We must consider the potential for crosswinds throughout the stage. This area of Spain is susceptible to strong gusts, and with long, straight, flat roads defining the stage, the riders will be exposed if the winds arrive. However, the forecast doesn’t suggest any excessive wind throughout the stage, so echelons, if they form, may not be particularly decisive. Nonetheless, all the GC teams will be on red alert to stay in position at all times.
Jasper Philipsen in the green jersey (Image credit: Stuart Franklin/Getty Images)
After winning stage 2 with an emphatic sprint, Jasper Philipsen begins stage 5 as one of the favourites. The Belgian rider came so close to victory at the Tour de France, but had to wait for La Vuelta before winning at a Grand Tour in 2021. With the help of Alexander Krieger and Sacha Modolo, Philipsen can expect to be in a primary position in the final kilometre. If he can time his effort perfectly again, he’ll be difficult to beat.
After storming to victory in Molina de Aragón, Fabio Jakobsen is winning at the top level of pro cycling once more. The Dutchman has recovered from his horrendous crash at the Tour of Poland last year to start his first Grand Tour since the 2019 Vuelta a España. He won two sprint stages that year, and after picking up the third Grand Tour victory of his career, he has every chance of adding to that success.
Arnaud Démare was in electric form throughout the 2020 season, accumulating 14 victories including four at the Giro d’Italia. However, he has been unable to match that form this year, recording eight victories so far but none at WorldTour level. Démare was unable to make an impression on stage 2 — he was poorly positioned in the final kilometre and never made a full effort. He was better placed on stage 4, but lost out to Jakobsen. Can he and Groupama-FDJ turn the tide?
Juan Sebastián Molano sprinted to fourth on stage 2 in Burgos to match his best finish at a Grand Tour. Molano launched early, exposing himself to the wind while eventual stage winner Jasper Philipsen could shelter in his slipstream. Nonetheless, Molano has great legs at present, proven by his two stage victories at the Vuelta a Burgos earlier this month. Matteo Trentin was his leadout man on stage 2 — his Classics experience will be pivotal if echelons occur.

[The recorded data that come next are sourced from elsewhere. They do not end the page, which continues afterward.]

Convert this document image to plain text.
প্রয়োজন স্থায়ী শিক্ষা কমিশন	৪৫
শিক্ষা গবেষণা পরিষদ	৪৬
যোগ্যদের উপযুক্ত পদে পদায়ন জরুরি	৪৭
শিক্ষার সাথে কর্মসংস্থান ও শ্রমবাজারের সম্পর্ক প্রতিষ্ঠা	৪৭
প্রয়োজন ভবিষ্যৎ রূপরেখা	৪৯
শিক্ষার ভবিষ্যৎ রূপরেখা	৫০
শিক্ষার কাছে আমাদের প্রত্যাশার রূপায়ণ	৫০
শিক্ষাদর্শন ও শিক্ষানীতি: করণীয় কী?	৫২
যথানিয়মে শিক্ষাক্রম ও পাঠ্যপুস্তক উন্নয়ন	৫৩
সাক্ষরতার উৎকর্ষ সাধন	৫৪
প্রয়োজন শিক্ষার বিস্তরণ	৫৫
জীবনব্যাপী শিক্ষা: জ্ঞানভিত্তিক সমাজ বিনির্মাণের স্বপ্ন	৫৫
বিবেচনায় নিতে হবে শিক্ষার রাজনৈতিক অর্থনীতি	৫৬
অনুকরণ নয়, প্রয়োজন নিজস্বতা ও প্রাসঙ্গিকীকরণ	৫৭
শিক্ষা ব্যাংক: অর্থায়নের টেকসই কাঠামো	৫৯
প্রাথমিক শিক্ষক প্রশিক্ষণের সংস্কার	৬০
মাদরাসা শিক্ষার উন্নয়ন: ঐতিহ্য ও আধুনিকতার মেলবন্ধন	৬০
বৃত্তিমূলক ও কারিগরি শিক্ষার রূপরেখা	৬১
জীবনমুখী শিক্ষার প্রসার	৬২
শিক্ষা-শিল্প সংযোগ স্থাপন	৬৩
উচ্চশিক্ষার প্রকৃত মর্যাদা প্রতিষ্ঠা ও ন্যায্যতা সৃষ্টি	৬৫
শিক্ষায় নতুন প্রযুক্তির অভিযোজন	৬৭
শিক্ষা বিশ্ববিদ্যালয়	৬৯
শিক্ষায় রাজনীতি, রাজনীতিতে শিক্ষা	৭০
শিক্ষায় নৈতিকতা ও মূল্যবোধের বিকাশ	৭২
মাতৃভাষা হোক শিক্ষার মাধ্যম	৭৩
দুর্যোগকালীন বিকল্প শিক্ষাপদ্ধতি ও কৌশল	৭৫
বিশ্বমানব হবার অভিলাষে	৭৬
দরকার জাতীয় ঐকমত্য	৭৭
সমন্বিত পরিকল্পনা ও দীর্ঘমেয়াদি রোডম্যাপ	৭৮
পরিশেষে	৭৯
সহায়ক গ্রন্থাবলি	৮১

Piet Allegeart and Florian Vermeersch both sneaked inside the top ten on stage 2, so clearly possess a reasonable kick in a mass sprint finish. They are both capable Classics riders too, so will be confident of dealing with any potential echelons. Other sprinters to keep an eye on include Jon Aberasturi, Martin Laas, Alberto Dainese and Alex Aranburu.
Every rider vying for the red jersey must be attentive in case the wind picks up and causes echelons to form. Of the GC riders, Egan Bernal has proven to be one of the most adept in crosswinds. He tackled them confidently at Paris-Nice in 2019, and was comfortable on stage 7 of the Tour de France last year. The Ineos Grenadiers took control in the crosswinds that day, forcing Tadej Pogačar and Mikel Landa to lose over one minute.
After a year of recovery, Fabio Jakobsen is back to winning ways at Grand Tours. Deceuninck usually boss the crosswinds, and with Classics specialists Florian Sénéchal and Zdeněk Štybar on his side, he won’t be overly worried about the possibility of echelons. Fabio Jakobsen is our pick to win stage 5 of La Vuelta a España 2021.